DILIsym simulations integrate compound exposure with compound mediated mechanisms of intrinsic drug toxicity, and with inter-individual variability. The intersection of these is prediction of hepatotoxicity for:
- Phase II, III, or IV clinical trials in patients
- First-in-human clinical trials in healthy volunteers
- Small preclinical species
- Large preclinical species
DILIsym is a “middle-out”, multi‑scale representation of drug-induced liver injury. It includes key liver cell populations (e.g., hepatocytes, Kupffer cells), bile duct cells (cholangiocytes), intracellular biochemical systems (e.g., mitochondrial function), and whole body dynamics (e.g., drug distribution and metabolism). DILIsym represents these biochemical and physiological processes for mice, rats, dogs, and humans, based on a substantial amount of publicly-available literature. Through the generation of SimPops® (a collection of simulated patients forming a simulated population), DILIsym also includes inter‑individual variability.
DILIsym includes a graphical user interface (GUI) to facilitate in silico investigations. The GUI permits the specification of new simulated experiments, including compound, dose, dosing frequency, duration, mechanism(s), and species. Simulations can be performed on individuals or populations. Simulation results can be visualized within the GUI or exported for further analysis in other software. Simulations can also be run with the command-line version of DILIsym, making integration into a stream-lined workflow possible. A high performance grid license (HPGL) option is available via licensing (or included with DILI-sim Initiative membership), which allows for use of an unlimited number of command-line-based simulation engines and enables users to scale up and complete large batches of simulations on internal or external compute clusters.

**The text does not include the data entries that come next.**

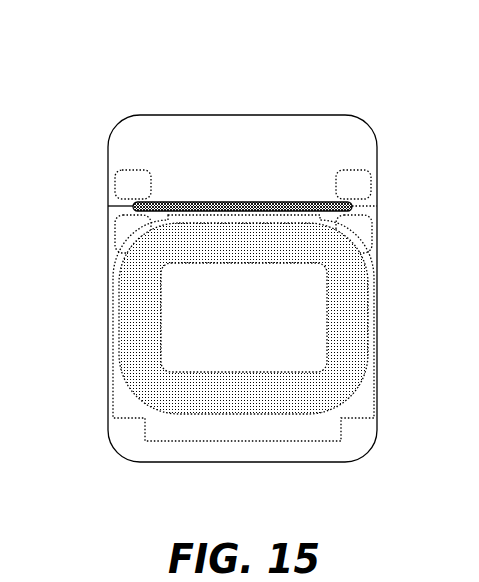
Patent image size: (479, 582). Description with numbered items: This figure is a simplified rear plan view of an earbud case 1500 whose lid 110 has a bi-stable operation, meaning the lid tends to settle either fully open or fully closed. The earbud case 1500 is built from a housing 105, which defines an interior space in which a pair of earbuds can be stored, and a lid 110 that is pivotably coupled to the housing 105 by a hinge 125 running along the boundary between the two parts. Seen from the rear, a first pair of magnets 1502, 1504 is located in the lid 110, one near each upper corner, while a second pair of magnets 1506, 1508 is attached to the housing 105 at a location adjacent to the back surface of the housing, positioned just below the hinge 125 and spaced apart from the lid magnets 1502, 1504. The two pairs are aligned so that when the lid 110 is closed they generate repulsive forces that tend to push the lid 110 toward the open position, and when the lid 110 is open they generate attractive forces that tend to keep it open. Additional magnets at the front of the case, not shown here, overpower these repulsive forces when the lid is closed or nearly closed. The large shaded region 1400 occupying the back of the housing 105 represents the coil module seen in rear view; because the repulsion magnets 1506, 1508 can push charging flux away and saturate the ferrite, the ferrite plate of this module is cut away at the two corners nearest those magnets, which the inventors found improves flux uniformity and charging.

The earbud case 1500 is at (222, 68).
The lid 110 is at (367, 118).
The housing 105 is at (377, 352).
The hinge 125 is at (263, 202).
The pad 1400 is at (138, 325).
The magnet 1502 is at (118, 180).
The magnet 1504 is at (368, 178).
The magnet 1506 is at (118, 243).
The magnet 1508 is at (372, 243).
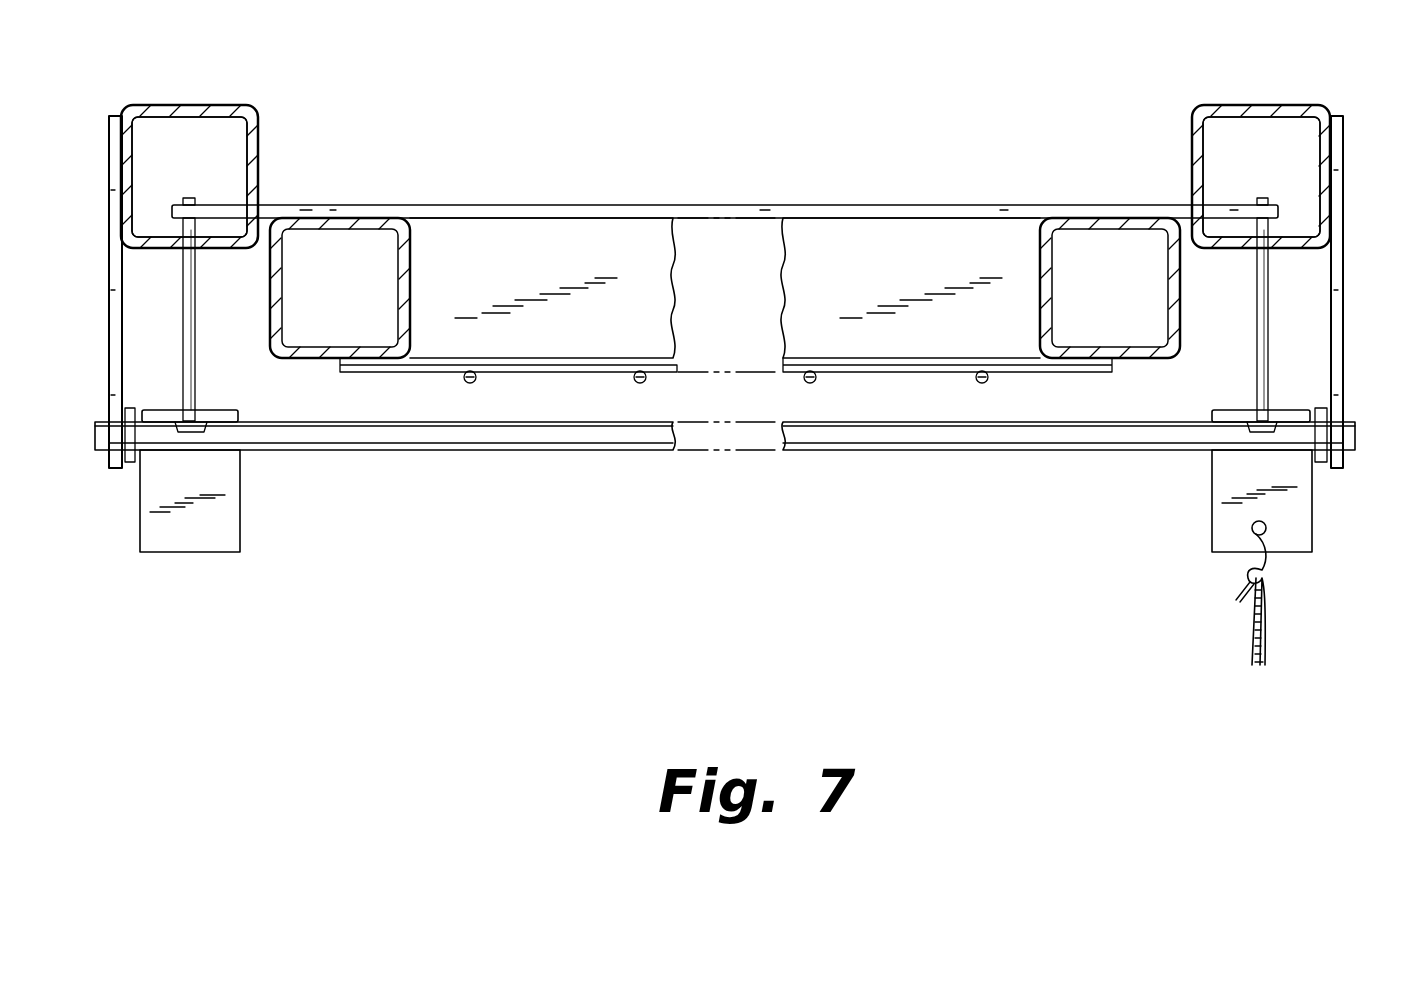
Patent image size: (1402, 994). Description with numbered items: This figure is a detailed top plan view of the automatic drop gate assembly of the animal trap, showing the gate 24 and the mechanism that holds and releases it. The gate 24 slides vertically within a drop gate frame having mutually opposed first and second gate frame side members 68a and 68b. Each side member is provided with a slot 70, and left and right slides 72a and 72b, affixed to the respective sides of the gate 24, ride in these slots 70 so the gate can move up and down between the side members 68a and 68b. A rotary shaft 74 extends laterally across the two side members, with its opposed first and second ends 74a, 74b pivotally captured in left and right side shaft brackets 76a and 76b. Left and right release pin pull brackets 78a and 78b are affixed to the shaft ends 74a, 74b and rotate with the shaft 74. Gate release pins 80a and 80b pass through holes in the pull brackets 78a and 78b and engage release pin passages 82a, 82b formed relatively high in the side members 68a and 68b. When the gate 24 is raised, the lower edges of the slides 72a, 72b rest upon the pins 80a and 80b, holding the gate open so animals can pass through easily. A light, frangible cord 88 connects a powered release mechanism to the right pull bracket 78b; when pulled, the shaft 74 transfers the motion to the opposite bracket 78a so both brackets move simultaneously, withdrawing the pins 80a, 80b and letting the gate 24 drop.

The automatic drop gate 24 is at (820, 218).
The first gate frame side member 68a is at (157, 103).
The second gate frame side member 68b is at (1252, 103).
The slots 70 is at (268, 205).
The left slide 72a is at (207, 205).
The right slide 72b is at (1240, 205).
The rotary shaft 74 is at (725, 470).
The first end of rotary shaft 74a is at (262, 455).
The second end of rotary shaft 74b is at (1160, 455).
The left side shaft bracket 76a is at (108, 327).
The right side shaft bracket 76b is at (1343, 263).
The left release pin pull bracket 78a is at (230, 552).
The right release pin pull bracket 78b is at (1300, 552).
The left gate release pin 80a is at (198, 372).
The right gate release pin 80b is at (1268, 322).
The left release pin passage 82a is at (178, 248).
The right release pin passage 82b is at (1255, 248).
The cord 88 is at (1255, 635).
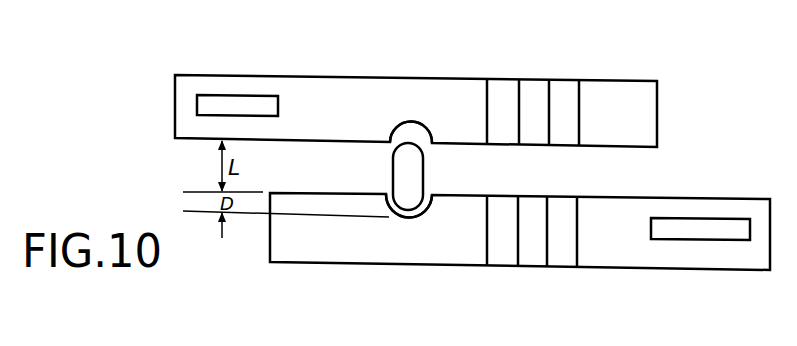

DILIsym prospectively supports key management decisions by providing information about potential drug-induced liver injury risk in upcoming experimental or clinical study designs, as well as mechanistic rationale for the underlying biochemical events that could cause liver toxicity. DILIsym also supports key management decisions about compounds for which liver transaminase elevations have already been observed by identifying patient screening or dosing protocols to mitigate risk. Additionally, DILIsym can mechanistically interpret existing data on liver transaminase elevations to predict the underlying level of hepatocyte loss and rate of liver recovery, supporting the distinction of innocuous vs. dangerous liver signals.